O cronista no céu

No além, Verissimo descobre que até Deus inveja sua leveza de cronista; entre risos e relâmpagos, a eternidade vira literatura
Ilustração: José Lucas Queiroz
10/09/2025

Quando o cronista chega ao céu, é recebido por um anjo que parece mais porteiro de boate chique. Lista na mão, caneta na orelha, óculos escuros.

— Nome?

— Luis Fernando Verissimo.

— Escritor?

— Às vezes.

O anjo olha para cima, como se conferisse com alguém invisível.

— Deus pediu para o senhor subir direto.

Verissimo estranha. Será que o Velho leu minhas crônicas? Ou pior: será que não leu nenhuma e vai me pedir um resumo?

No escritório celestial, Deus está circunstancial, mas sem a pompa. Parece um burocrata de Brasília em fim de expediente, só que com auréola.

— Ah, finalmente! — diz Deus, abrindo os braços. — O cronista chegou!

— Pois é… não esperava tanta pressa.

Deus pede para ele se sentar e já começa:

— Eu adoro suas crônicas, Luis Fernando. Aquelas do Analista de Bagé, então… d-i-v-i-n-a-s!

— Mas, Senhor, aquilo não fui eu que inventei. O Analista me apareceu pronto, só tive que escrever.

— Claro, claro — responde Deus. — Igualzinho comigo quando inventei o ornitorrinco.

Fica um silêncio constrangedor. Verissimo coça a orelha. Deus serve um uísque.

— O Senhor bebe? — arrisca Verissimo.

— Só socialmente. E, na eternidade, tudo é social.

Tomam um gole.

— Mas sabe por que pedi sua presença? — continua Deus. — Eu sou bom de tragédia, de dilúvio, de Apocalipse. Mas a crônica leve, a ironia do cotidiano, isso Eu nunca consegui.

— Não é tão difícil assim, Senhor. É só olhar pro mundo e escrever sem pretensão.

— Fácil falar! — Deus se exalta. — Quando Eu escrevo, chamam de Bíblia. Todo mundo interpreta errado. Você escreve sobre uma berinjela e o pessoal chora de rir, reconhece a sogra. Eu falo “não matarás” e passam milênios discutindo as entrelinhas!

Verissimo segura o riso. Deus está realmente ressentido.

— Quer dizer que o Senhor é meu fã?

— Mais que fã — diz Deus, solene. — Eu queria ser um cronista como você.

Nesse momento, batem à porta. É São Pedro, com um laptop.

— Senhor, os novos mandamentos em formato de post.

— Agora não, Pedro! — rosna Deus. — Estou numa consultoria literária.

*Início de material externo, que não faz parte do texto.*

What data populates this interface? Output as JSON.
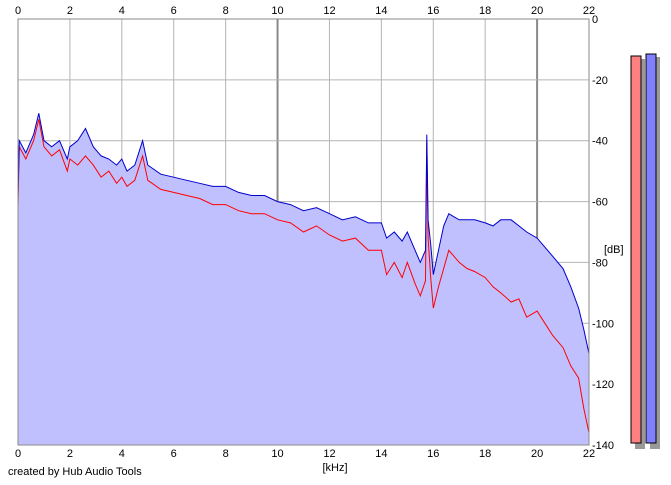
{
  "footer_text": "created by Hub Audio Tools",
  "chart_data": {
    "type": "line",
    "title": "",
    "xlabel": "[kHz]",
    "ylabel": "[dB]",
    "xlim": [
      0,
      22
    ],
    "ylim": [
      -140,
      0
    ],
    "x_ticks": [
      0,
      2,
      4,
      6,
      8,
      10,
      12,
      14,
      16,
      18,
      20,
      22
    ],
    "y_ticks": [
      0,
      -20,
      -40,
      -60,
      -80,
      -100,
      -120,
      -140
    ],
    "grid": true,
    "fill_color": "#c0c0ff",
    "series": [
      {
        "color": "#ff0000",
        "x": [
          0,
          0.05,
          0.3,
          0.6,
          0.8,
          1.0,
          1.3,
          1.6,
          1.9,
          2.0,
          2.3,
          2.6,
          2.9,
          3.2,
          3.5,
          3.8,
          4.0,
          4.2,
          4.5,
          4.8,
          5.0,
          5.5,
          6.0,
          6.5,
          7.0,
          7.5,
          8.0,
          8.5,
          9.0,
          9.5,
          10.0,
          10.5,
          11.0,
          11.5,
          12.0,
          12.5,
          13.0,
          13.5,
          14.0,
          14.2,
          14.5,
          14.8,
          15.0,
          15.3,
          15.5,
          15.7,
          15.75,
          15.8,
          15.9,
          16.0,
          16.2,
          16.4,
          16.6,
          16.8,
          17.0,
          17.3,
          17.6,
          18.0,
          18.3,
          18.6,
          19.0,
          19.3,
          19.6,
          20.0,
          20.3,
          20.6,
          21.0,
          21.3,
          21.6,
          21.8,
          22.0
        ],
        "values": [
          -62,
          -42,
          -46,
          -40,
          -33,
          -42,
          -45,
          -43,
          -50,
          -46,
          -48,
          -45,
          -48,
          -52,
          -50,
          -54,
          -52,
          -55,
          -53,
          -45,
          -53,
          -56,
          -57,
          -58,
          -59,
          -61,
          -61,
          -63,
          -64,
          -64,
          -66,
          -67,
          -70,
          -68,
          -71,
          -73,
          -72,
          -76,
          -76,
          -84,
          -80,
          -85,
          -80,
          -87,
          -91,
          -86,
          -40,
          -72,
          -85,
          -95,
          -88,
          -82,
          -76,
          -78,
          -80,
          -82,
          -83,
          -85,
          -88,
          -90,
          -93,
          -92,
          -98,
          -96,
          -100,
          -104,
          -108,
          -114,
          -118,
          -128,
          -136
        ]
      },
      {
        "color": "#0000cc",
        "x": [
          0,
          0.05,
          0.3,
          0.6,
          0.8,
          1.0,
          1.3,
          1.6,
          1.9,
          2.0,
          2.3,
          2.6,
          2.9,
          3.2,
          3.5,
          3.8,
          4.0,
          4.2,
          4.5,
          4.8,
          5.0,
          5.5,
          6.0,
          6.5,
          7.0,
          7.5,
          8.0,
          8.5,
          9.0,
          9.5,
          10.0,
          10.5,
          11.0,
          11.5,
          12.0,
          12.5,
          13.0,
          13.5,
          14.0,
          14.2,
          14.5,
          14.8,
          15.0,
          15.3,
          15.5,
          15.7,
          15.75,
          15.8,
          15.9,
          16.0,
          16.2,
          16.4,
          16.6,
          16.8,
          17.0,
          17.3,
          17.6,
          18.0,
          18.3,
          18.6,
          19.0,
          19.3,
          19.6,
          20.0,
          20.3,
          20.6,
          21.0,
          21.3,
          21.6,
          21.8,
          22.0
        ],
        "values": [
          -58,
          -40,
          -44,
          -38,
          -31,
          -40,
          -42,
          -40,
          -46,
          -42,
          -40,
          -36,
          -42,
          -45,
          -46,
          -48,
          -46,
          -50,
          -48,
          -40,
          -48,
          -51,
          -52,
          -53,
          -54,
          -55,
          -55,
          -57,
          -58,
          -58,
          -60,
          -61,
          -63,
          -62,
          -64,
          -66,
          -65,
          -67,
          -67,
          -72,
          -70,
          -73,
          -70,
          -76,
          -80,
          -76,
          -38,
          -66,
          -74,
          -84,
          -76,
          -68,
          -64,
          -65,
          -66,
          -66,
          -66,
          -67,
          -68,
          -66,
          -66,
          -68,
          -70,
          -72,
          -75,
          -78,
          -82,
          -88,
          -95,
          -102,
          -110
        ]
      }
    ]
  }
}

Verissimo começa a se levantar.

— Olhe, Senhor, fico honrado, mas não quero atrapalhar. E se for pra dar conselho, escreva curto, com sutileza. O resto o leitor faz sozinho.

— Curto, com sutileza — repete Deus, anotando num guardanapo.

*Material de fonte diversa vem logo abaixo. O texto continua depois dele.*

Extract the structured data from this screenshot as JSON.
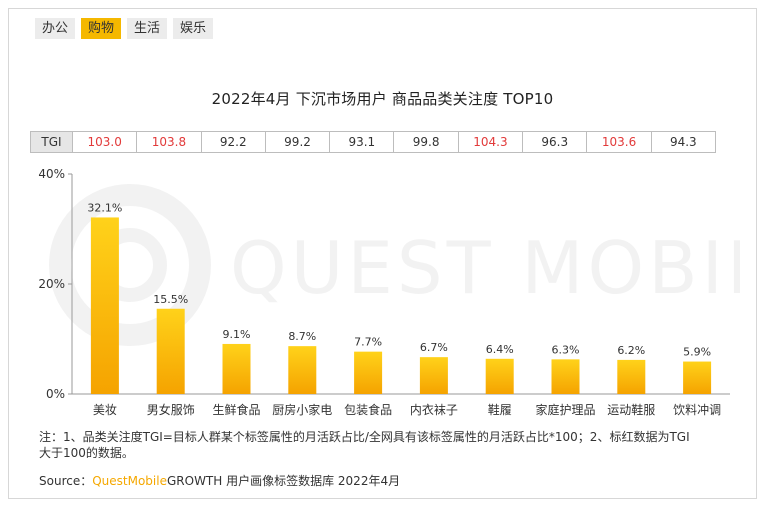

Quando sai do escritório, Verissimo olha para trás e vê Deus tentando escrever alguma coisa. Daí se irrita, rasga o papel e joga fora. De repente, dá um trovão, cai um raio e a cesta de lixo começa a pegar fogo.

Carlos Castelo

É jornalista e escrevinhador. Cronista do Estadão, O Dia, e sócio fundador do grupo de humor Língua de Trapo. É autor de 18 livros.